Jantzen Beach Target nears transition

Existing location to close Saturday, with new store to open in October

By Cami Joner
Published: June 6, 2012, 5:00pm

The Target store at the Jantzen Beach Supercenter mall in North Portland will close Saturday and await demolition as contractors continue to work on a larger replacement store that’s set to open in October.

“The existing store is going to shift and be where the parking lot is now,” said Molly Snyder, a spokeswoman for Minneapolis-based Target Corp.

The replacement store will reopen four months from now, carrying fresh groceries including produce, packaged meats, eggs and dairy products as part of Target’s expansion into the food business, Snyder said. So far this year, Target has remodeled about half of its 1,764 stores to carry groceries, she added.

Retail experts don’t expect the temporary closure of the Target, which anchors a mall that’s popular with Clark County shoppers, to hurt the overall sales at the Jantzen Beach Supercenter on the southwest end of the Interstate 5 Bridge. The complex is undergoing a $50 million makeover that will give it an open-air concept similar to Portland’s IKEA-anchored Cascade Station on Airport Way.

“It (the Jantzen Beach remodel) is a natural transition,” said Deborah Ewing, a broker and vice president with Eric Fuller & Associates commercial real estate firm.

Improved accessibility

The work is also aimed at improving accessibility to existing retailers by tearing down the old Target store. The building was originally a two-story department store for Montgomery Ward, which closed in 2001 after the Chicago-based retailer announced it was going out of business. The Jantzen Beach store was retrofitted for Target in 2002.

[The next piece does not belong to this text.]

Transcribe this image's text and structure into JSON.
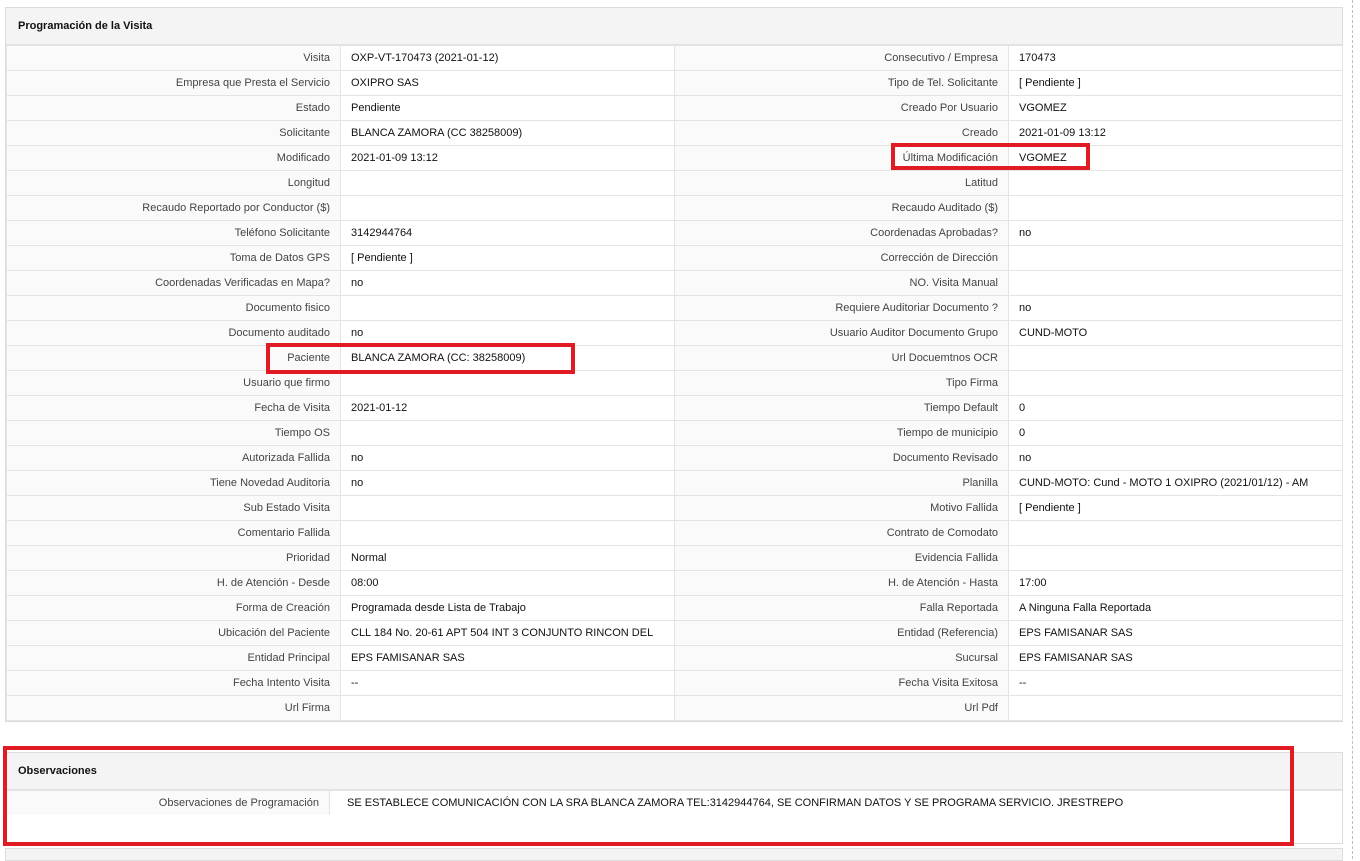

Snyder said the Jantzen Beach Target employs between 150 and 200 workers who may qualify to work at one of the chain’s other local stores during construction.

“The vast majority of them will be eligible to transfer to other stores,” she said.

At 138,000 square feet, the new Target store will be slightly larger than most Target stores, which typically have about 135,000 square feet of space, Snyder said.

Clearing away the old Target will remove what now appears as an obstacle blocking the center’s cluster of outdoor anchor stores from motorists entering on North Tomahawk Drive, Ewing said. The center’s remodel will replace the old Target store with parking for the new store and plans also call for extending North Tomahawk Drive west into the complex as a direct route from Interstate 5.

“I think what they’ve done with the parking is right on,” Ewing said.

The shopping center’s owner, Columbia, S.C.-based Edens, has said it will pare down some of the interior space of the original Jantzen Beach mall. Plans call for continuing to display and operate an antique carousal that has long been associated with the area, a former amusement park.

The original mall will shrink to a 100,000-square-foot space that allows shoppers outside access to its stores, including an attached Burlington Coat Factory. That would be in keeping with the most recent direction for the mall’s design, which boasts a variety of major retailers circling a central parking area.

Jantzen Beach tenants include Ross Dress for Less, which recently moved out of the former mall into space once occupied by Linens ‘n Things. Other tenants include Old Navy, Staples, Sports Authority, Best Buy, Toys R Us, Babies R Us, Michaels, Petco, Pier 1 Imports and Home Depot. The Burlington Coat Factory has been updated with a new entrance facing the east parking lot.